Proteogenomics fasta file generation w CustomProDB

Hi,

I’m new to Galaxy and trying to create a FASTA file from transcriptomics data. However, I’m encountering an error when using CustomProDB:

“This job has terminated because it used more memory than it was allocated. Please click the bug icon to report this problem if you need help.”

You can view my history here: Galaxy

I would greatly appreciate any help.

Welcome, @Odysseus_1

This error message usually means that there is a data or parameter problem to resolve. It can happen with any tool. In short, the requested analysis completely overwhelmed the underlying tool and it quit out without more details.

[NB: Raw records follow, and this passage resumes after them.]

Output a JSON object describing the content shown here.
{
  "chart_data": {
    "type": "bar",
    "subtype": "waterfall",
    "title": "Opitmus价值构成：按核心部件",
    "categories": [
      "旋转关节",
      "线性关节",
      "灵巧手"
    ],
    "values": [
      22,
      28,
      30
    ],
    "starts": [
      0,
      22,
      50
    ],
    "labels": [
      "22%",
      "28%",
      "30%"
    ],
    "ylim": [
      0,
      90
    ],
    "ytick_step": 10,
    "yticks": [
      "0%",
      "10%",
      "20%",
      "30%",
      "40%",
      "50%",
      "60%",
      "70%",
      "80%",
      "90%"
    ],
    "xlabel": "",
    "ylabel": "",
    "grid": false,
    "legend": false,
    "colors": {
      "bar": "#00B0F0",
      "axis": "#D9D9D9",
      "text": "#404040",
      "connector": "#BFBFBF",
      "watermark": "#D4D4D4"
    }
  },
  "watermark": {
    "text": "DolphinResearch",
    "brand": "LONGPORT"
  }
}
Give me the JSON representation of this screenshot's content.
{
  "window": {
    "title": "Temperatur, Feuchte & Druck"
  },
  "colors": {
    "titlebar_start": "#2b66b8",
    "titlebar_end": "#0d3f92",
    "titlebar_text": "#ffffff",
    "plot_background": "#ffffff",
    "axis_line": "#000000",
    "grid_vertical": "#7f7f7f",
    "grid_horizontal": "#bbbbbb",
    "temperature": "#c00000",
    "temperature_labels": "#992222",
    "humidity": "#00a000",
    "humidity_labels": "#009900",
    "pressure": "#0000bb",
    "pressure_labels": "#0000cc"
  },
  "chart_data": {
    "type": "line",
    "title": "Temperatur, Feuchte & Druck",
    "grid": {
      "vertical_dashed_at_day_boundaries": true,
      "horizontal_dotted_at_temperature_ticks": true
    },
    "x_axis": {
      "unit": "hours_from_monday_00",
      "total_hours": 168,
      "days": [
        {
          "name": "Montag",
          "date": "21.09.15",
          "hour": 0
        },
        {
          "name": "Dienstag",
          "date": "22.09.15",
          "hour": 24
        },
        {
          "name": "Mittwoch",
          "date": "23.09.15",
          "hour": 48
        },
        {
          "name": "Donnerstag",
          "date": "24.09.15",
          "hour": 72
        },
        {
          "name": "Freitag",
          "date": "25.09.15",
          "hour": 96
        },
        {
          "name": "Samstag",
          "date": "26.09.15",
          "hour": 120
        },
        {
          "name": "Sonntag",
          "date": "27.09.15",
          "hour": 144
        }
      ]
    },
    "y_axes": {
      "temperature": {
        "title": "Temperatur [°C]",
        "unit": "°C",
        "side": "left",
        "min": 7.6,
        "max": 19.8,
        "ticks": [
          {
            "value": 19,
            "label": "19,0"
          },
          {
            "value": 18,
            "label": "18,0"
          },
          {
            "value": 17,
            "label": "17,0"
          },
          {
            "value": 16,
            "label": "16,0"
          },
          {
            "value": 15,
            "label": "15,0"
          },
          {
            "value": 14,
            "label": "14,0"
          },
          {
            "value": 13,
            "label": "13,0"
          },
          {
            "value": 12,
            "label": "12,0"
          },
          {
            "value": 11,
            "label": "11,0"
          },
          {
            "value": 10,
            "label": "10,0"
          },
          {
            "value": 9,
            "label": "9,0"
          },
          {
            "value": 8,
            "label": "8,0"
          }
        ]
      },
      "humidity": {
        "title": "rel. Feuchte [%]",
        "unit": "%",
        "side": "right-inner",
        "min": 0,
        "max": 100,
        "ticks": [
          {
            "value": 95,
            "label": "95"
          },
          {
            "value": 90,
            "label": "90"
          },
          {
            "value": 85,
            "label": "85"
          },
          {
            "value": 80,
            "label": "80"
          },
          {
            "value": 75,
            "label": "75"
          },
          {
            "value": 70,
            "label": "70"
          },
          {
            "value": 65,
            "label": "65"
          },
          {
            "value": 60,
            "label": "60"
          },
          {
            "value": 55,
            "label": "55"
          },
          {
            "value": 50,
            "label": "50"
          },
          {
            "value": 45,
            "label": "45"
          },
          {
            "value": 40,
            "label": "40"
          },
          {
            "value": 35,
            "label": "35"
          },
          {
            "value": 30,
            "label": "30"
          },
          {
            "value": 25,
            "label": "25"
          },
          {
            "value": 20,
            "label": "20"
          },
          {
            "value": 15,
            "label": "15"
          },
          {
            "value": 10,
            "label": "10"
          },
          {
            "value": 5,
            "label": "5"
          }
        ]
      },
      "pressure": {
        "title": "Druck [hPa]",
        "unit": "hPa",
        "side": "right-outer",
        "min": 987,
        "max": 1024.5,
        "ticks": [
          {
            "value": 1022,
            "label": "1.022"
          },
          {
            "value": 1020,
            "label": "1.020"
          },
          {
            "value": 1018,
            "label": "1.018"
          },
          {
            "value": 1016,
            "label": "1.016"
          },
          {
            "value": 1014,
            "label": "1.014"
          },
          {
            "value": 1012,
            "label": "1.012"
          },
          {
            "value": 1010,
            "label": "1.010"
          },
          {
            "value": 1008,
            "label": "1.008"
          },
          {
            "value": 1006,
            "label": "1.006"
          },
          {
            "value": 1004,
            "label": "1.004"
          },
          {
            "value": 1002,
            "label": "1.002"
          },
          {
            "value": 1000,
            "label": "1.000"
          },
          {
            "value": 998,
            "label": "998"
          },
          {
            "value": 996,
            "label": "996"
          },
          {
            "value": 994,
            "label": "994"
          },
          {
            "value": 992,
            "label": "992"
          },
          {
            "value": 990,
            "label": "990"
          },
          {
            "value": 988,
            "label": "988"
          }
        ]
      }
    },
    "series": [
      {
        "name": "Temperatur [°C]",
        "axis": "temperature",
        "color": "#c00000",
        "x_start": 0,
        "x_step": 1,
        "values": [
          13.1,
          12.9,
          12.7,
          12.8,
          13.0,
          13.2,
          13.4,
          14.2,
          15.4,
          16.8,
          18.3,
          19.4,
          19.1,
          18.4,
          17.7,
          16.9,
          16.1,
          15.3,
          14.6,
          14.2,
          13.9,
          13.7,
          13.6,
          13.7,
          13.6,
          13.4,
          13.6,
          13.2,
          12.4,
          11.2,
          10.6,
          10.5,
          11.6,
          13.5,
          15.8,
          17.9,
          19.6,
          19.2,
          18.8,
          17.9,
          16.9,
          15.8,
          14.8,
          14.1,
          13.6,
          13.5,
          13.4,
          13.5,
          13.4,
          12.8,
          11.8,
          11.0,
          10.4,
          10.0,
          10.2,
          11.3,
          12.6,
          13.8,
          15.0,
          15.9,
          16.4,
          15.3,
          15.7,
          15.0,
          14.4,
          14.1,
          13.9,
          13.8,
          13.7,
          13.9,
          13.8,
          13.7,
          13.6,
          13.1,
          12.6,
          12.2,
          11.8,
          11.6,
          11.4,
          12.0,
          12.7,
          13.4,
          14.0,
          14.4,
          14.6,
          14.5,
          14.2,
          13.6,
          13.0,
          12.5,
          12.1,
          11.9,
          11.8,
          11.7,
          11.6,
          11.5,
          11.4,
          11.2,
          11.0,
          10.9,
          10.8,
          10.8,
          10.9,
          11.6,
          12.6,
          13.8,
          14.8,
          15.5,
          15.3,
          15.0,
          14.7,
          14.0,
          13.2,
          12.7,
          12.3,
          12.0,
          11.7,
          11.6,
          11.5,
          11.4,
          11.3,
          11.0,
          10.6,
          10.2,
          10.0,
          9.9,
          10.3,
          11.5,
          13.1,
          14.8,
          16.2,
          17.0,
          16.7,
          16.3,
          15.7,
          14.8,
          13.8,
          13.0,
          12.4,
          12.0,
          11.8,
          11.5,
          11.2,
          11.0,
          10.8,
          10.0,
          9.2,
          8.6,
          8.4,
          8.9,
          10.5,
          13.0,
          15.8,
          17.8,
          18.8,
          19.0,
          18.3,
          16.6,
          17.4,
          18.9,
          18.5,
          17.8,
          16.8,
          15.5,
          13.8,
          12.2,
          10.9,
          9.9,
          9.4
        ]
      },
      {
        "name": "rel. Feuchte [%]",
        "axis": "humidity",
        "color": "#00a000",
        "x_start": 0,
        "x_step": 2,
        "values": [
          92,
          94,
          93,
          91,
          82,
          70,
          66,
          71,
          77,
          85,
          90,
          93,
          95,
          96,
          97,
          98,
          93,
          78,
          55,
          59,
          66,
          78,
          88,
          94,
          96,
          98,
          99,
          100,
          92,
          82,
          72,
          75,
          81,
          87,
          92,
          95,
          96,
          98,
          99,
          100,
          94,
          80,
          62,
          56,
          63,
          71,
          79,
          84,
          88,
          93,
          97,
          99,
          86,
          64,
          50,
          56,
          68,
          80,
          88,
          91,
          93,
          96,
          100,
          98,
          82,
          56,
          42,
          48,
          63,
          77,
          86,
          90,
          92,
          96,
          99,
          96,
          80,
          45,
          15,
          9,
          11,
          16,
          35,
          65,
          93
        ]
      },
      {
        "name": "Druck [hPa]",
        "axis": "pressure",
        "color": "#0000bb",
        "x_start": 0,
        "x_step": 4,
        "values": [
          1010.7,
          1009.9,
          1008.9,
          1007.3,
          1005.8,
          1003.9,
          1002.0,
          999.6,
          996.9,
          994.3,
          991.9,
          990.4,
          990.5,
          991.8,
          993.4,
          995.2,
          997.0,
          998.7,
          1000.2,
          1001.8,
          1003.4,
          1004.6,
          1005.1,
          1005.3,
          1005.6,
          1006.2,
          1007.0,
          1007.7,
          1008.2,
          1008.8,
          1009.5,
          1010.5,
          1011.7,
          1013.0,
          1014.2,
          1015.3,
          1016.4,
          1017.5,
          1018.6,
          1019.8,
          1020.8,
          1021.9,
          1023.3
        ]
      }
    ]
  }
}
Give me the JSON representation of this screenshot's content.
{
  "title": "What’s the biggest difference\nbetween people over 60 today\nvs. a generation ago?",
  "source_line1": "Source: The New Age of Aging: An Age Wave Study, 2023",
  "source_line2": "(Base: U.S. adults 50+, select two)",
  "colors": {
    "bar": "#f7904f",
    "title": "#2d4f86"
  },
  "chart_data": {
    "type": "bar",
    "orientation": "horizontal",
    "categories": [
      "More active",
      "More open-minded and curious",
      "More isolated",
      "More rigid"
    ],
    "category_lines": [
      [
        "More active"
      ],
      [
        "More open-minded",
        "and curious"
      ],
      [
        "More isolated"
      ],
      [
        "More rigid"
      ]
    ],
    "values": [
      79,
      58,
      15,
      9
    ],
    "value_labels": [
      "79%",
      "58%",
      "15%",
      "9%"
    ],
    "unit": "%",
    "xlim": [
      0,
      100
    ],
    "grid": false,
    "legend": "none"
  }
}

Thanks for sharing your history, I’m reviewing right now, and let us know if you solved this already! More soon. :slight_smile:

Hello @Odysseus_1

The root problem is that the simplified processing in the tutorial you are following doesn’t include all of the steps needed for working with read data. It will be fine to show you the basic outline of steps using the tutorial example data, but with full sized data, you’ll need to do a bit more or there will be a lot of noise in the data that this tool doesn’t understand how to handle.

For read QA see this tutorial, or you can use a workflow that applies the same manipulations but for batch data (one or more pairs in a collection).

  • Hands-on: Quality Control / Quality Control / Sequence analysis

  • Go to Workflows → Public workflows and search with the keyword quality. You can run this directly without even importing it, and input the paired end collection output from the NCBI Faster tool that you already have. One pair or 100 pairs, this will all work fine.

  • The output will be some reports about your data, then the trimmed reads ready to use with BWA-MEM. These may look great, then you are ready for the next step. In your case that is mapping the reads.

  • If the reports do not look good, then import the workflow, add more filters to Cutadapt, save, rerun until you do like the results!

For mapping and variant calling, you can follow steps in this tutorial. Make adjustment for the target database you are using, and your single input.


Tool Parameters

Input Parameter Value
BAM dataset(s) to filter MyBam.bam
Select BAM property to filter on isProperPair
Select properly paired reads true
Select BAM property to filter on isPrimaryAlignment
Select BAM records for primary alignments true
Select BAM property to filter on mapQuality
Filter on read mapping quality (phred scale) >=20
Would you like to set rules? true
Enter rules here Not available.


Finally, now that you have some mapping results and variant calls that have been created from sequences with a bit of polishing, with the BAM filtered in a scientifically appropriate way, the variant calls derived from that BAM will have a much more meaningful result that the CustomProDB tool should be able to process.

Please give this a try and let us know if it actually helps or if you need more help. :slight_smile:

I’m running a test with your original HISAT2 bam file through some of those modified steps. That will take some time to run, plus you can see what I did it happens to turn out Ok! HISAT2 is a fine choice, or you can try with BWA-MEM instead.

Then I have another test using the tutorial for the tool as the baseline. The sample data processes fine through those steps. This is because the initial reads were cleaned up a bit to make the flow easier.